For the final formula to work we need to transform this document frequency as follows:

For each word divide the total number of documents by the document frequency and take the logarithm of that fraction.

This is also known as the inverse document frequency. It will be lower when a word occurs in more documents.

${IDF}=log(1+\frac{ndocs}{ndocs_{word}})$

In [None]:
n=len(docs)
idf={word: log(1+n/f) for word, f in df.items()}

In [None]:
highest(idf,10)

We also need to transform our raw frequencies so that they become log scaled. 

This is called term frequency or $tf$.

${TF}=log(1+f_{word})$

In [None]:
docs_tfs=[]
for doc_fd in docs_fds:
    doc_tf={word:log(1+f) for word, f in doc_fd.items()}
    docs_tfs.append(doc_tf)

In [None]:
docs_tfs[0]

Now we can multiply $TF$ and $IDF$ for all the words in all the documents

In [None]:
docs_tfidfs=[]
for doc_tf in docs_tfs:
    doc_tfidf={word: tf*idf[word] for word, tf in doc_tf.items()}
    docs_tfidfs.append(doc_tfidf)

And now we can find the words with the best ${TF}\times{IDF}$  in each document.

In [None]:
docnum=99
doc=docs_tfidfs[docnum]
docname=doc_names[docnum]
print(highest(doc, 20))
print(docname)

## 4. Finding documents in which particular words are informative

Now that we have computed ${TF}\times{IDF}$ scores, we can also define words that we are particularly interested in and rank the documents according to the score they give for that word.

Note that using pure term frequency  would give exactly the same result as ${TF}\times{IDF}$ when we have all the word frequencies at our disposal. However, with ${TF}\times{IDF}$, we can simply characterize documents by their most informative words and throw away the information about all the other words.
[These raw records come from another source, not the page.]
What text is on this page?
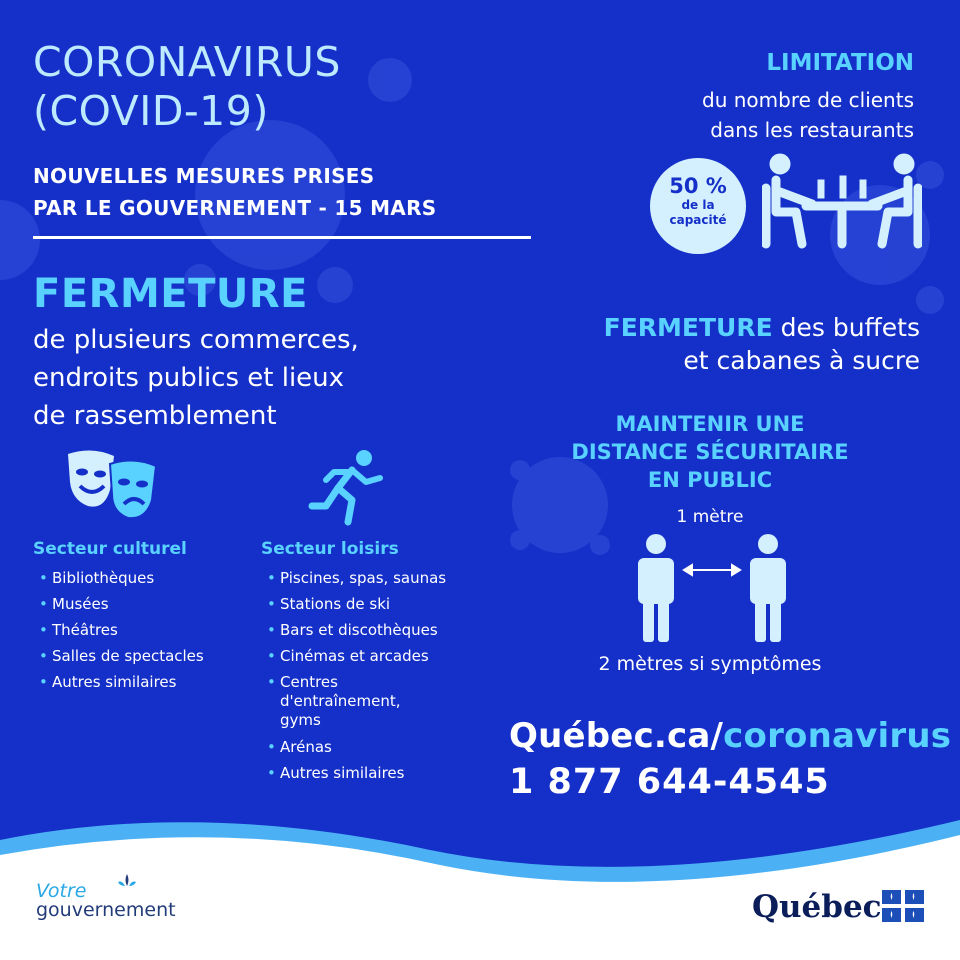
CORONAVIRUS
(COVID-19)
NOUVELLES MESURES PRISES
PAR LE GOUVERNEMENT - 15 MARS
FERMETURE
de plusieurs commerces,
endroits publics et lieux
de rassemblement
Secteur culturel
• Bibliothèques
• Musées
• Théâtres
• Salles de spectacles
• Autres similaires
Secteur loisirs
• Piscines, spas, saunas
• Stations de ski
• Bars et discothèques
• Cinémas et arcades
• Centres
d'entraînement,
gyms
• Arénas
• Autres similaires
LIMITATION
du nombre de clients
dans les restaurants
50 %
de la
capacité
FERMETURE des buffets
et cabanes à sucre
MAINTENIR UNE
DISTANCE SÉCURITAIRE
EN PUBLIC
1 mètre
2 mètres si symptômes
Québec.ca/coronavirus
1 877 644-4545
Votre
gouvernement	Québec
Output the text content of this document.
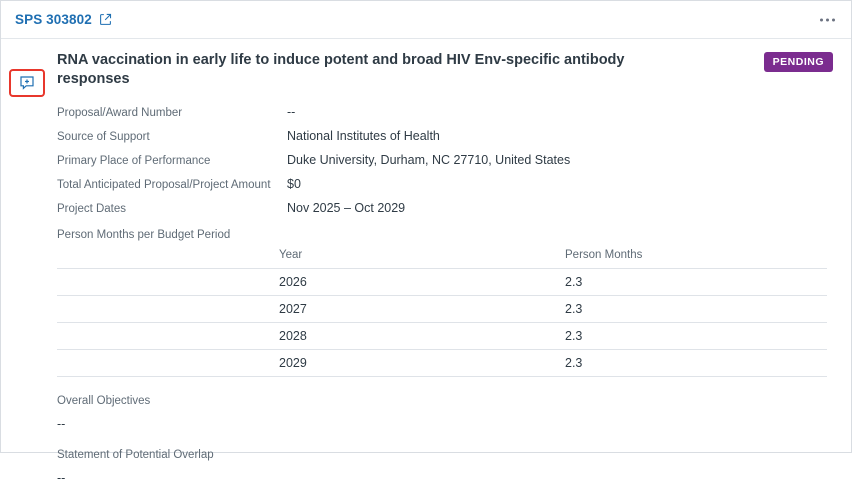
SPS 303802
RNA vaccination in early life to induce potent and broad HIV Env-specific antibody responses
PENDING
Proposal/Award Number	--
Source of Support	National Institutes of Health
Primary Place of Performance	Duke University, Durham, NC 27710, United States
Total Anticipated Proposal/Project Amount	$0
Project Dates	Nov 2025 – Oct 2029
Person Months per Budget Period
	Year	Person Months
	2026	2.3
	2027	2.3
	2028	2.3
	2029	2.3
Overall Objectives
--
Statement of Potential Overlap
--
This makes searching much faster.

In [None]:
# make a search base containing each document's number and its n most informative words
n=200
my_searchbase = [(i, highest(docs_tfidfs[i], 200)) for i in range(len(docs))]

In [None]:
my_searchbase[120]

In [None]:
searchwords=["chicken"]
matchlist=best_matches(my_searchbase, searchwords, 5, match_all=True)
matchlist

In [None]:
doc_names[128]

(You can change parameters in the cell above: use more searchwords and see what the effect is of setting match_all to False)

We have found documents but we still don't know why the documents are interesting. 

We can start by looking at the other words with a high ${TF}\times{IDF}$ in the documents we found.

In [None]:
for docnum, rank in matchlist:
    print(my_searchbase[docnum][1][:10])

And with a little more effort we can find out more about the document that matches our search.

Here, we output the top named entities and the sentences that the searchword occurs in.

In [None]:
for docnum, rank in matchlist:
    print_doc_info(docs[docnum], searchwords)

## 5. Finding similar documents

An interesting application of corpora is finding similar documents. There are many different ways to do this.

Here, we illustrate a particularly simple method.

Given our search base in which each document is listed with its top 50 keywords, we can focus on one document and find out which other documents share most of the same keywords.

In [None]:
my_docnum=matchlist[1][0]
similar_documents=find_similar(my_searchbase, my_docnum, 10)

In [None]:
for docnum, rank, docwords in similar_documents:
    print("DOCUMENT:", docnum, "; MATCHING KEYWORDS:", ', '.join(docwords))
    print_doc_info(docs[docnum], searchwords)